Note that $\ \color{#c00}{a^J} \equiv a\equiv \color{#0a0}{a^K}\,\Rightarrow\, a^{\color{#c00}J\color{#0a0}K}\equiv (\color{#c00}{a^J})^{\color{#0a0}K}\equiv \color{#0a0}{a^K}\equiv a\,$ so the set $\,S\,$ of $\,N\,$ with $\,a^N\equiv a$
satsifies $\ \ \color{#c00}J,\color{#0a0}K\in S\ \Rightarrow\ \color{#c00}J\color{#0a0}K\in S,\ $ i.e. $S\,$ is closed under multiplication, so under powers.
In particular $\ a^P\equiv a\,\Rightarrow\, p\in S\,\Rightarrow\, p^k\in S\,$ for all $\,k\ge 1$.

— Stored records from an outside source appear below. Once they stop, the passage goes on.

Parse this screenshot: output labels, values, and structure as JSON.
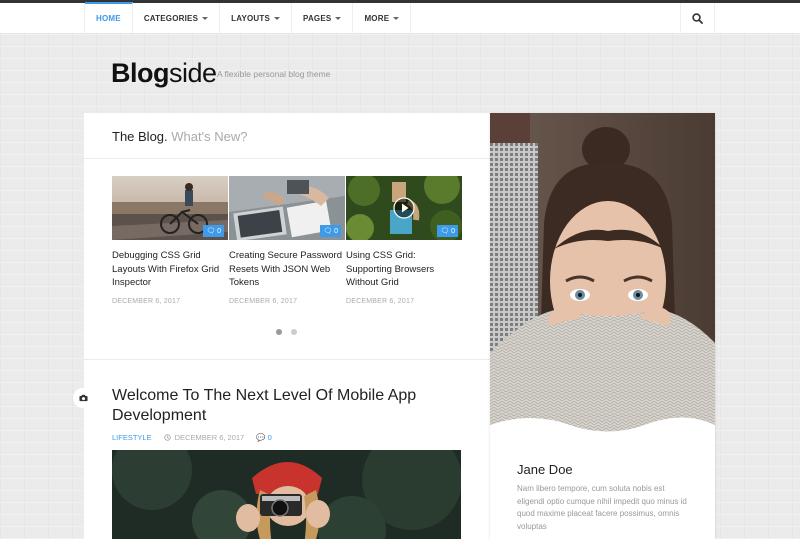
{
  "nav": {
    "items": [
      {
        "label": "HOME",
        "active": true,
        "caret": false
      },
      {
        "label": "CATEGORIES",
        "active": false,
        "caret": true
      },
      {
        "label": "LAYOUTS",
        "active": false,
        "caret": true
      },
      {
        "label": "PAGES",
        "active": false,
        "caret": true
      },
      {
        "label": "MORE",
        "active": false,
        "caret": true
      }
    ],
    "search_icon": "search-icon"
  },
  "brand": {
    "logo_bold": "Blog",
    "logo_light": "side",
    "tagline": "A flexible personal blog theme"
  },
  "section": {
    "title": "The Blog.",
    "subtitle": "What's New?"
  },
  "slides": [
    {
      "title": "Debugging CSS Grid Layouts With Firefox Grid Inspector",
      "date": "DECEMBER 6, 2017",
      "comments": "0"
    },
    {
      "title": "Creating Secure Password Resets With JSON Web Tokens",
      "date": "DECEMBER 6, 2017",
      "comments": "0"
    },
    {
      "title": "Using CSS Grid: Supporting Browsers Without Grid",
      "date": "DECEMBER 6, 2017",
      "comments": "0"
    }
  ],
  "post": {
    "title": "Welcome To The Next Level Of Mobile App Development",
    "category": "LIFESTYLE",
    "date": "DECEMBER 6, 2017",
    "comments": "0"
  },
  "author": {
    "name": "Jane Doe",
    "bio": "Nam libero tempore, cum soluta nobis est eligendi optio cumque nihil impedit quo minus id quod maxime placeat facere possimus, omnis voluptas"
  },
  "colors": {
    "accent": "#3d9be9",
    "text": "#222222",
    "muted": "#aaaaaa"
  }
}
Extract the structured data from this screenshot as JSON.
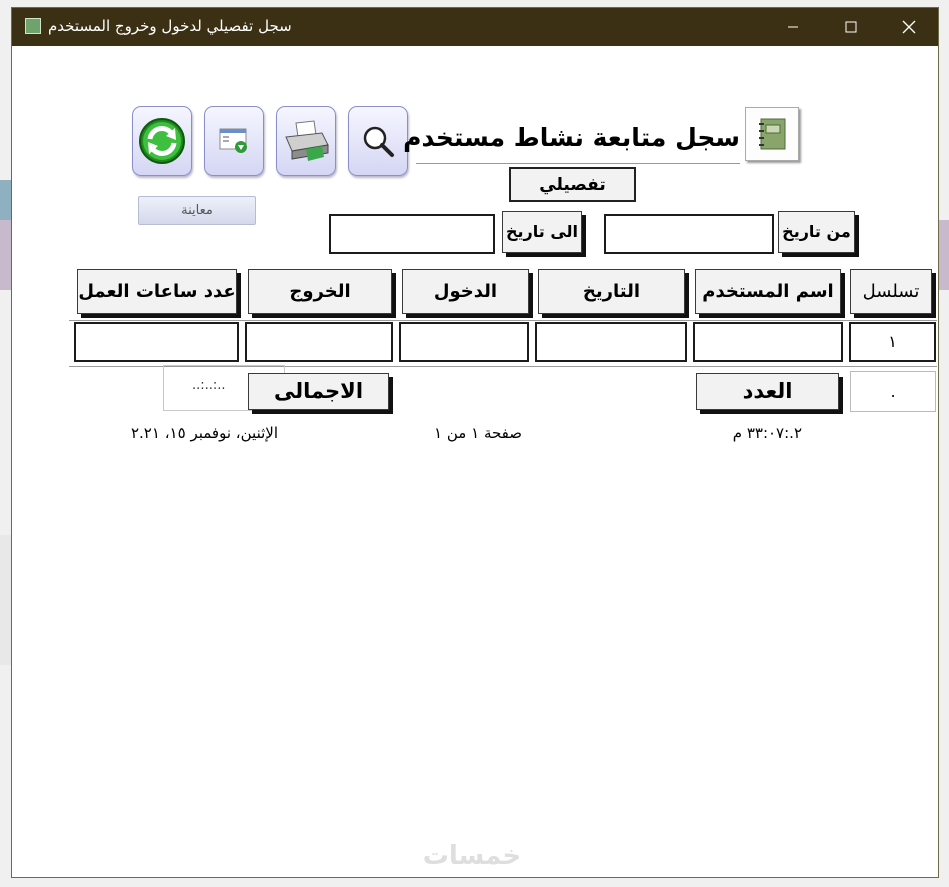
{
  "window": {
    "title": "سجل تفصيلي لدخول وخروج المستخدم"
  },
  "report": {
    "title": "سجل متابعة نشاط مستخدم",
    "subtitle": "تفصيلي",
    "preview_label": "معاينة",
    "from_date_label": "من تاريخ",
    "to_date_label": "الى تاريخ",
    "from_date_value": "",
    "to_date_value": ""
  },
  "table": {
    "columns": [
      "تسلسل",
      "اسم المستخدم",
      "التاريخ",
      "الدخول",
      "الخروج",
      "عدد ساعات العمل"
    ],
    "rows": [
      {
        "seq": "١",
        "user": "",
        "date": "",
        "login": "",
        "logout": "",
        "hours": ""
      }
    ]
  },
  "summary": {
    "count_label": "العدد",
    "count_value": ".",
    "total_label": "الاجمالى",
    "total_value": "..:..:.."
  },
  "footer": {
    "time": "٢.:٣٣:٠٧ م",
    "page": "صفحة ١ من ١",
    "date": "الإثنين، نوفمبر ١٥، ٢.٢١"
  },
  "watermark": "خمسات",
  "colors": {
    "titlebar": "#3b3014",
    "button_gradient_top": "#f6f6ff",
    "button_gradient_bottom": "#d4d6f4",
    "button_border": "#8a8fc8"
  }
}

Remark $\ $ Note how bringing to the fore the innate monoid structure (closure under product) serves to reduce the induction to a trivial induction, that monoids are closed under powering. Such simplifications are often possible in common inductive proofs, so it is worthwhile to first search for such simplifying structure before diving head-first into brute-force inductions.
$$a^p = a(modp) ==> a^(p^2) = a^p = a(modp) ==> a^(p^3) = a^p = a(modp) ==> a^(p^k) = a^p = a(modp). $$
$a^{p^k}=(((a^p)^p)...) \equiv ... \equiv( (a^p)^p)^p \equiv (a^p)^p \equiv a^p \equiv a$ by simply iterating Fermat's Little Theorem within the delimeters.
When I encountered the same theorem I used induction on a: $(a+1)^{p} = a^{p} + p(\mathrm{something}) + 1 ≡ a + 1$
Since $p$ is prime, all $\binom {k} {p}$ are divisible by $p$.